Choosing the Right Solution for Search and Indexing

326 views Asked by At

We are working on headless application design and development. Currently, we are facing a **architectural question** which we need to find the answer to proceed with designing the system, we are not experts in the **search engine**, but we are doing research on this area.

Our tech stack is .net Core/SQL Server and in future we may plan to use Raven DB.

Instead of using content delivery API, we plan to use Query based content delivery to make it more flexible and reduce the overheads of API development for each front end framework. and We decided to use indexing and index for majority of the data management, i.e. to reduce the DB load. So basically most content operations will be handled using the indexes.

The problem we observed with Search Engine: On the first cut, we planned to use Elastic Search, but again we understood the following issues.

The system will have a dynamic field management and field data management, i.e. user will be editing the fields, and field values while the system is running. for each time we may need to rebuild the index to update the field in elastic search (We are not experts in search engine), this will increase the network load which may not be feasible for us to operate in a large multitenant environment.

So we decided to go with Lucene.net, but before proceeding with lucene.net we want to make sure the following things can be solved.

Updating field dynamically without rebuilding indexing each time, does lucene support this or can we customize to manage this?

The second Issue is managing separate indexes for each tenant with a distributed architecture.

We plan to have a partition for each tenant in production so that data will not be in a single index. This is because we don't need to put high load on web server for managing permission-based query results, instead, Lucene will do this. so for any query results will be returned based on permission of the users who queried it, so it is better to have separate index for each tenant to reduce the operations.
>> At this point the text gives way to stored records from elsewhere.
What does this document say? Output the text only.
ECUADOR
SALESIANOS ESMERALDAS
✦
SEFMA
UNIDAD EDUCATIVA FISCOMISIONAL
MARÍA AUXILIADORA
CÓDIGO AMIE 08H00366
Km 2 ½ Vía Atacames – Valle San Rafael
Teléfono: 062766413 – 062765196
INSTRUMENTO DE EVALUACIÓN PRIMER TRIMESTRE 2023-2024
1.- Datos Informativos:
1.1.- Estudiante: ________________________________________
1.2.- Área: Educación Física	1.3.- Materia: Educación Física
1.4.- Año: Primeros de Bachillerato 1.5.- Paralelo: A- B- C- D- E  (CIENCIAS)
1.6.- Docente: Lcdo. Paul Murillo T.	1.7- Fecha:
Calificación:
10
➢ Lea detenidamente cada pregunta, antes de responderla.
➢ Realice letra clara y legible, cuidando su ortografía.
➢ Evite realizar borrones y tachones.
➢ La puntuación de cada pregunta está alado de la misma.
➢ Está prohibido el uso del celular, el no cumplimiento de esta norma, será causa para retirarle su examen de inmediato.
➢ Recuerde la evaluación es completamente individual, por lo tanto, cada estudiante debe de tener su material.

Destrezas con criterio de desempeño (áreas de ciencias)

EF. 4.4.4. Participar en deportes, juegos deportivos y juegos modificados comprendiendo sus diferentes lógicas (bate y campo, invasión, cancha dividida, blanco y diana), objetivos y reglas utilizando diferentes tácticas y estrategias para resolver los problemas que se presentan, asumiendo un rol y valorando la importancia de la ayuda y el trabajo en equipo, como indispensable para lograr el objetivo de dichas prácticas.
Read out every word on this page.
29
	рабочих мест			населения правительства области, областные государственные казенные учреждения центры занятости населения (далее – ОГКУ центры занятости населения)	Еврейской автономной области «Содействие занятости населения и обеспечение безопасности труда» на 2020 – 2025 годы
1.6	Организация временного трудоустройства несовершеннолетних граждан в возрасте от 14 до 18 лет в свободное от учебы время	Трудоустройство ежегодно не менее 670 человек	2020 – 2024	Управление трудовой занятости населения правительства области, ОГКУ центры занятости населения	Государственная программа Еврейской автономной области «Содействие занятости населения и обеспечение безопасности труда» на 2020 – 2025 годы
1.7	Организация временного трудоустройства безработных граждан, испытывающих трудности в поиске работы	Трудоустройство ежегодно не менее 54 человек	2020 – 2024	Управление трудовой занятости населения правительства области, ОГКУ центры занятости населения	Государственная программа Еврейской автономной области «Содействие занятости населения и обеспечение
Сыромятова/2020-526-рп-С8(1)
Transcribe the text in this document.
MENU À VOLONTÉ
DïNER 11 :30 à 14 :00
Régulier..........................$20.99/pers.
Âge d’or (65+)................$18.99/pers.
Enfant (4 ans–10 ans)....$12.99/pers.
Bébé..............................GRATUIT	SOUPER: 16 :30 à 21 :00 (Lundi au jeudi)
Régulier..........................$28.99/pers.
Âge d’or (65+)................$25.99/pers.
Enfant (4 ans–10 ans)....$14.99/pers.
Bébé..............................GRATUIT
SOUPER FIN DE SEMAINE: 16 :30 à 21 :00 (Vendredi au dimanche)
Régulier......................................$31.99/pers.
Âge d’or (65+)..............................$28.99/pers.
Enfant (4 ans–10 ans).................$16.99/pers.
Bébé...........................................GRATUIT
Is it possible to have distributed Lucene implementation by having a partition for each tenant exclusively?

So kindly help in finding a solution for above two problems that we facing right now.

1

There are 1 answers

2
Amit On BEST ANSWER

Elasticsearch internally uses Lucene only, every elasticsearch index(made up of one or more shards) is internally a Lucene index. You can even think of Elasticsearch as a distributed Lucene which can be easily scaled to thousands of physical servers easily.

Now, this should clear you any doubt as all the low-level operation like updating a document and deleting the document is done by internally Lucene in case of Elasticsearch which is part 1 of your question.

Your first question

Q: Updating field dynamically without rebuilding indexing each time, does Lucene support this or can we customize to manage this?

You are just updating a single document, it would not cause the entire index to rebuild and you will get the updated document within 1 sec(default refresh interval) or you if want updated document immediately you can do an explicit refresh(Not recommended).

Coming to your second question:

Q: Is it possible to have distributed Lucene implementation by having a partition for each tenant exclusively?

Answer: As explained you can think of Elasticsearch as a distributed Lucence only and can create a separate index for each of tenant easily and they won't interface with each other data(although if you are storing multiple indices on the same Elasticsearch cluster there will not an infra resource isolation(CPU, memory)) etc and you can get the noisy neighbors issue.